Darrell Ward, president and chief executive officer of eInstruction, a Denton company that supplies UT Arlington with the clicker system, went to market with the technology in 2000. The firm initially targeted K-12 classrooms but introduced the product to higher education in 2003 and now has more than 700 clients.
"We still think we're just scratching the surface," he said.
Blogs have more than scratched the surface. Smith said more than 100 UT Arlington classes use blogs (short for Web logs), a messaging and information system that serves as a chronological history of a discussion.
Wiggins uses blogging in her undergraduate classes to encourage participation. Call it active learning, the central theme of the University's Quality Enhancement Plan.
White loves the anonymity of blogging and online discussion.
"If there's something you didn't understand, you can post a question and wait for your peers to answer it," she said. "I'm the type of person who sits in class and if I have a question I'm afraid to ask it because I don't want to sound dumb."
Moore said blogging and online discussion are more democratic.
"You definitely have people who wouldn't comment otherwise. You don't have several people dominating the discussion like you do in a traditional classroom. And because it's written, you tend to get smarter, more thoughtful answers. That makes the course stronger."

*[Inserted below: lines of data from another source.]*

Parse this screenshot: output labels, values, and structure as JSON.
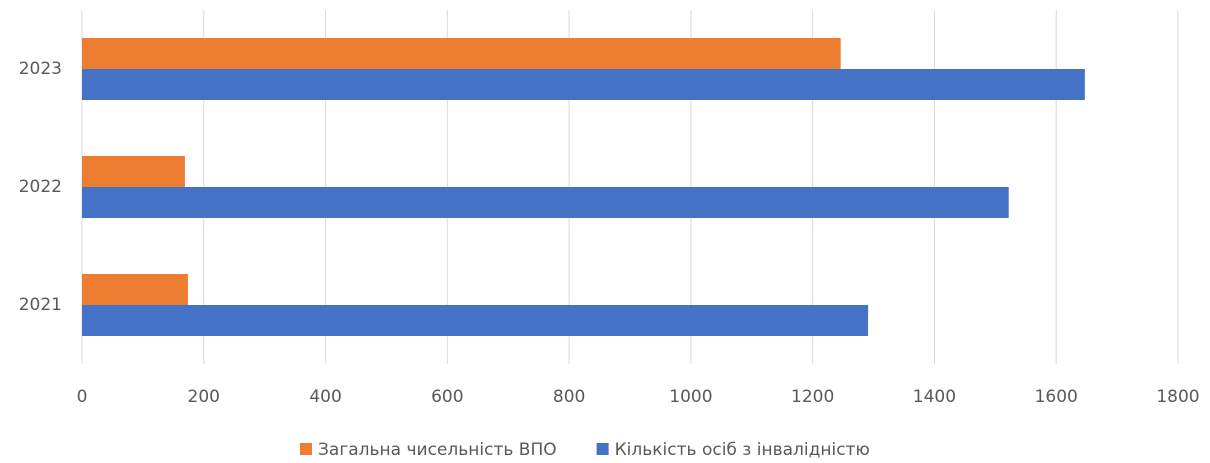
{
  "chart_data": {
    "type": "hbar",
    "categories": [
      "2021",
      "2022",
      "2023"
    ],
    "series": [
      {
        "name": "Загальна чисельність ВПО",
        "color": "#ed7d31",
        "values": [
          174,
          169,
          1246
        ]
      },
      {
        "name": "Кількість осіб з інвалідністю",
        "color": "#4472c4",
        "values": [
          1291,
          1522,
          1647
        ]
      }
    ],
    "xlim": [
      0,
      1800
    ],
    "xticks": [
      0,
      200,
      400,
      600,
      800,
      1000,
      1200,
      1400,
      1600,
      1800
    ],
    "grid": true,
    "legend": "bottom"
  }
}
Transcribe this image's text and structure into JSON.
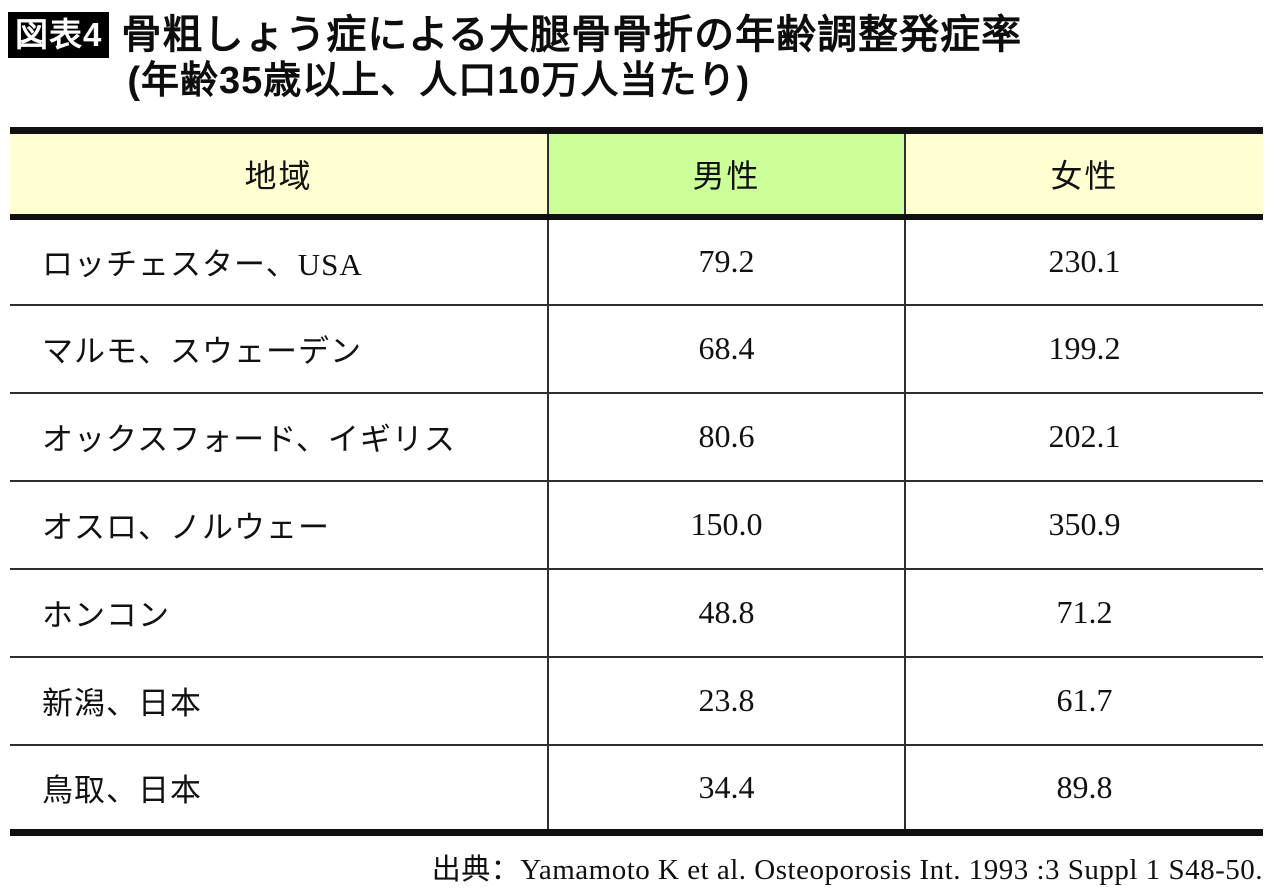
{
  "figure": {
    "badge": "図表4",
    "title_line1": "骨粗しょう症による大腿骨骨折の年齢調整発症率",
    "title_line2": "(年齢35歳以上、人口10万人当たり)"
  },
  "table": {
    "headers": [
      "地域",
      "男性",
      "女性"
    ],
    "rows": [
      {
        "region": "ロッチェスター、USA",
        "male": "79.2",
        "female": "230.1"
      },
      {
        "region": "マルモ、スウェーデン",
        "male": "68.4",
        "female": "199.2"
      },
      {
        "region": "オックスフォード、イギリス",
        "male": "80.6",
        "female": "202.1"
      },
      {
        "region": "オスロ、ノルウェー",
        "male": "150.0",
        "female": "350.9"
      },
      {
        "region": "ホンコン",
        "male": "48.8",
        "female": "71.2"
      },
      {
        "region": "新潟、日本",
        "male": "23.8",
        "female": "61.7"
      },
      {
        "region": "鳥取、日本",
        "male": "34.4",
        "female": "89.8"
      }
    ]
  },
  "source": "出典：Yamamoto K et al. Osteoporosis Int. 1993 :3 Suppl 1 S48-50.",
  "colors": {
    "header_yellow": "#FFFFD2",
    "header_green": "#CCFF99",
    "badge_bg": "#000000",
    "badge_text": "#FFFFFF",
    "border_thick": "#101010",
    "border_thin": "#2e2e2e"
  },
  "chart_data": {
    "type": "table",
    "title": "骨粗しょう症による大腿骨骨折の年齢調整発症率(年齢35歳以上、人口10万人当たり)",
    "columns": [
      "地域",
      "男性",
      "女性"
    ],
    "categories": [
      "ロッチェスター、USA",
      "マルモ、スウェーデン",
      "オックスフォード、イギリス",
      "オスロ、ノルウェー",
      "ホンコン",
      "新潟、日本",
      "鳥取、日本"
    ],
    "series": [
      {
        "name": "男性",
        "values": [
          79.2,
          68.4,
          80.6,
          150.0,
          48.8,
          23.8,
          34.4
        ]
      },
      {
        "name": "女性",
        "values": [
          230.1,
          199.2,
          202.1,
          350.9,
          71.2,
          61.7,
          89.8
        ]
      }
    ],
    "source": "出典：Yamamoto K et al. Osteoporosis Int. 1993 :3 Suppl 1 S48-50."
  }
}
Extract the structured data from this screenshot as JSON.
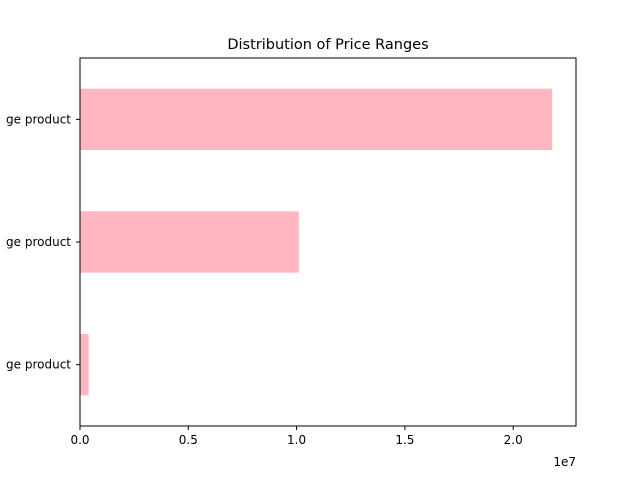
{
  "chart_data": {
    "type": "bar",
    "orientation": "horizontal",
    "title": "Distribution of Price Ranges",
    "xlabel": "",
    "ylabel": "",
    "categories": [
      "ge product",
      "ge product",
      "ge product"
    ],
    "values": [
      400000,
      10100000,
      21800000
    ],
    "xlim": [
      0,
      22900000
    ],
    "xticks": [
      0,
      5000000,
      10000000,
      15000000,
      20000000
    ],
    "xtick_labels": [
      "0.0",
      "0.5",
      "1.0",
      "1.5",
      "2.0"
    ],
    "x_offset_label": "1e7",
    "bar_color": "#ffb6c1",
    "grid": false,
    "legend": "none"
  }
}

Spanish Associate Professor Chris Conway enthusiastically embraces blogs.
"Blog technology has been revolutionary and empowering," he said. "Blogs allow us to talk across all platforms. All that's needed is text and images. It has simplified so much."
Dr. Conway puts video and audio lectures on the blogs, hands out class materials and links to Web sites that he wants students to visit.
"That way I'm not taking up class time with handing out pieces of paper or excessive lecturing. Instead of having 10 minutes discussion time, we have 50."
His totally online course this spring, Culture and Globalization in the Hispanic World, features speakers from across the state, nation and world via video and audio recordings. For the final project, students will interview and audiotape or videotape businesspeople from Latin America.
The class will create an online publication with contributed articles and a blog.
"Each class will give something new to the next class," Conway said. "I could see this becoming a great resource tool for anyone studying that subject."
As technology continues to transform the learning experience, Robinson sees off-campus students like him benefiting, as will on-campus students.
"New methods of communicating, which is what the education process is all about, already supplement the old-fashioned oral medium of instructor to student," he said. "A continued evolution of communication will allow even more channels from instructor to student, thus providing more information for the student."